RIYAD: Le prince héritier saoudien Mohammed bin Salman et le président des Émirats arabes unis Mohamed bin Zayed Al-Nahyan se sont entretenus par téléphone lundi, condamnant la poursuite des attaques iraniennes contre les États du Golfe comme une escalade dangereuse menaçant la sécurité régionale, a rapporté l'agence de presse saoudienne.

Les deux dirigeants ont affirmé que les pays du CCG ne ménageraient aucun effort pour défendre leurs territoires et mobiliser toutes les capacités disponibles pour préserver la stabilité régionale.

Cet appel a eu lieu alors que l'ambassadeur d'Iran en Arabie saoudite, Alireza Enayati, a cherché à détourner la responsabilité de Téhéran, affirmant dans un billet X que "l'ennemi" - une référence aux États-Unis et à Israël - déployait des drones déguisés en drones Shahed de fabrication iranienne sous le nom de "drone Lucas".

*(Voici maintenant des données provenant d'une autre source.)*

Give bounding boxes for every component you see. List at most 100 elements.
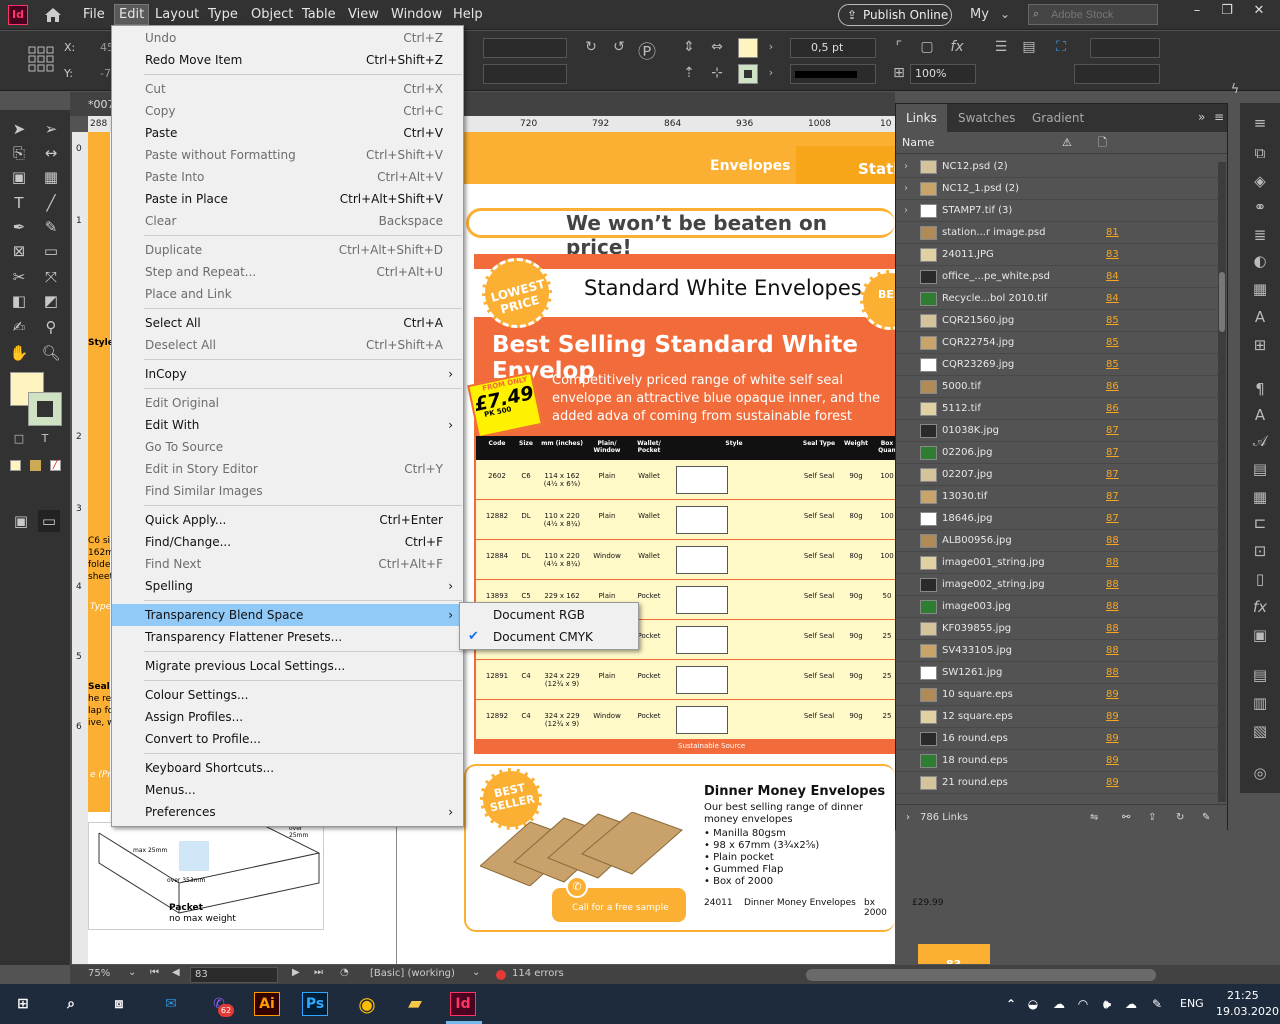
links-scrollbar[interactable] [1218,162,1226,802]
relink-icon[interactable]: ⇋ [1090,805,1098,831]
link-row[interactable]: ALB00956.jpg 88 [896,530,1227,552]
menu-item-place-and-link[interactable]: Place and Link [112,283,463,305]
link-row[interactable]: image003.jpg 88 [896,596,1227,618]
mail-icon[interactable]: ✉ [156,990,186,1018]
zoom-tool-icon[interactable]: 🔍︎ [40,342,62,364]
minimize-button[interactable]: – [1182,0,1212,24]
menu-item-step-and-repeat[interactable]: Step and Repeat... Ctrl+Alt+U [112,261,463,283]
menu-item-paste[interactable]: Paste Ctrl+V [112,122,463,144]
height-field[interactable] [483,64,567,84]
menu-item-incopy[interactable]: InCopy › [112,363,463,385]
pilcrow-icon[interactable]: ¶ [1250,379,1270,399]
link-page-number[interactable]: 87 [1106,420,1119,442]
scissors-tool-icon[interactable]: ✂ [8,266,30,288]
select-container-icon[interactable]: ⇡ [680,64,698,82]
normal-mode-icon[interactable]: ▣ [10,510,32,532]
menu-item-spelling[interactable]: Spelling › [112,575,463,597]
menu-item-cut[interactable]: Cut Ctrl+X [112,78,463,100]
gap-tool-icon[interactable]: ↔ [40,142,62,164]
link-page-number[interactable]: 87 [1106,464,1119,486]
screen-mode-icon[interactable]: ▭ [38,510,60,532]
restore-button[interactable]: ❐ [1212,0,1242,24]
menu-item-transparency-flattener-presets[interactable]: Transparency Flattener Presets... [112,626,463,648]
link-page-number[interactable]: 85 [1106,310,1119,332]
expand-row-icon[interactable]: › [904,156,908,178]
preflight-profile-icon[interactable]: ◔ [340,967,349,978]
menu-item-migrate-previous-local-settings[interactable]: Migrate previous Local Settings... [112,655,463,677]
tables-icon[interactable]: ▦ [1250,487,1270,507]
dock-menu-icon[interactable]: ≡ [1250,113,1270,133]
link-row[interactable]: station...r image.psd 81 [896,222,1227,244]
edit-original-icon[interactable]: ✎ [1202,805,1210,831]
gradient-feather-tool-icon[interactable]: ◩ [40,290,62,312]
link-row[interactable]: image001_string.jpg 88 [896,552,1227,574]
rotate-ccw-icon[interactable]: ↺ [610,38,628,56]
gradient-swatch-tool-icon[interactable]: ◧ [8,290,30,312]
free-transform-tool-icon[interactable]: ⤧ [40,266,62,288]
next-page-icon[interactable]: ▶ [292,967,300,978]
menu-item-paste-into[interactable]: Paste Into Ctrl+Alt+V [112,166,463,188]
stroke-chevron-icon[interactable]: › [762,64,780,82]
link-page-number[interactable]: 88 [1106,596,1119,618]
link-row[interactable]: 10 square.eps 89 [896,684,1227,706]
error-count[interactable]: 114 errors [512,968,564,979]
layers-icon[interactable]: ◈ [1250,171,1270,191]
text-wrap-dock-icon[interactable]: ▤ [1250,459,1270,479]
menu-item-select-all[interactable]: Select All Ctrl+A [112,312,463,334]
menu-layout[interactable]: Layout [155,7,199,22]
menu-item-undo[interactable]: Undo Ctrl+Z [112,27,463,49]
page-column-icon[interactable]: 🗋︎ [1098,132,1107,154]
link-page-number[interactable]: 87 [1106,486,1119,508]
links-icon[interactable]: ⚭ [1250,197,1270,217]
cell-styles-icon[interactable]: ▥ [1250,693,1270,713]
link-page-number[interactable]: 89 [1106,772,1119,794]
formatting-affects-text-icon[interactable]: T [36,430,54,448]
link-row[interactable]: office_...pe_white.psd 84 [896,266,1227,288]
tab-links[interactable]: Links [896,104,947,132]
paragraph-p-icon[interactable]: Ⓟ [638,44,656,62]
opacity-icon[interactable]: ⊞ [890,64,908,82]
effects-fx-icon[interactable]: fx [948,38,966,56]
frame-fitting-icon[interactable]: ⛶ [1052,38,1070,56]
menu-table[interactable]: Table [302,7,336,22]
pencil-tool-icon[interactable]: ✎ [40,216,62,238]
link-row[interactable]: 02206.jpg 87 [896,442,1227,464]
stroke-swatch[interactable] [738,64,758,84]
link-page-number[interactable]: 86 [1106,398,1119,420]
text-wrap-icon[interactable]: ☰ [992,38,1010,56]
link-page-number[interactable]: 88 [1106,640,1119,662]
warning-column-icon[interactable]: ⚠ [1062,132,1072,154]
stroke-color-icon[interactable] [28,392,62,426]
opacity-field[interactable]: 100% [910,64,976,84]
link-row[interactable]: 13030.tif 87 [896,486,1227,508]
menu-item-edit-original[interactable]: Edit Original [112,392,463,414]
menu-item-transparency-blend-space[interactable]: Transparency Blend Space › [112,604,463,626]
gradient-dock-icon[interactable]: ▯ [1250,569,1270,589]
apply-gradient-icon[interactable] [30,460,41,471]
type-tool-icon[interactable]: T [8,192,30,214]
menu-item-copy[interactable]: Copy Ctrl+C [112,100,463,122]
menu-item-paste-without-formatting[interactable]: Paste without Formatting Ctrl+Shift+V [112,144,463,166]
preflight-profile[interactable]: [Basic] (working) [370,968,455,979]
pathfinder-icon[interactable]: ⊡ [1250,541,1270,561]
menu-edit[interactable]: Edit [114,4,150,25]
paragraph-icon[interactable]: ⊞ [1250,335,1270,355]
apply-fill-icon[interactable] [10,460,21,471]
update-link-icon[interactable]: ⇪ [1148,805,1156,831]
tab-gradient[interactable]: Gradient [1022,104,1094,132]
link-page-number[interactable]: 88 [1106,530,1119,552]
menu-item-convert-to-profile[interactable]: Convert to Profile... [112,728,463,750]
link-page-number[interactable]: 88 [1106,552,1119,574]
menu-item-assign-profiles[interactable]: Assign Profiles... [112,706,463,728]
task-view-icon[interactable]: ⧈ [104,990,134,1018]
menu-object[interactable]: Object [251,7,293,22]
glyphs-icon[interactable]: 𝒜 [1250,431,1270,451]
swatches-icon[interactable]: ▦ [1250,279,1270,299]
menu-item-preferences[interactable]: Preferences › [112,801,463,823]
clock-time[interactable]: 21:25 [1227,989,1259,1002]
select-content-icon[interactable]: ⊹ [708,64,726,82]
link-row[interactable]: CQR22754.jpg 85 [896,332,1227,354]
refresh-icon[interactable]: ↻ [1176,805,1184,831]
menu-item-quick-apply[interactable]: Quick Apply... Ctrl+Enter [112,509,463,531]
rotate-icon[interactable]: ↻ [582,38,600,56]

M. Enayati a insisté sur le fait que l'Iran ne visait que les intérêts américains et israéliens dans la région, niant toute responsabilité dans les attaques contre les États du Golfe. Son message a suscité un scepticisme généralisé, les critiques soulignant que les dirigeants militaires iraniens avaient ouvertement menacé les pays du Golfe et que même les frappes visant les installations militaires américaines mettaient en danger les zones civiles avoisinantes.

Les autorités régionales affirment que des milliers de missiles et de drones iraniens ont été lancés en direction du Golfe depuis le début du conflit, fin février, frappant des aéroports, des ports, des infrastructures énergétiques et des zones civiles dans toute la région.

La semaine dernière, le Conseil de sécurité des Nations unies a adopté une résolution - soutenue par 13 de ses 15 membres et coparrainée par 135 pays - condamnant les attaques de l'Iran et exigeant l'arrêt immédiat des hostilités.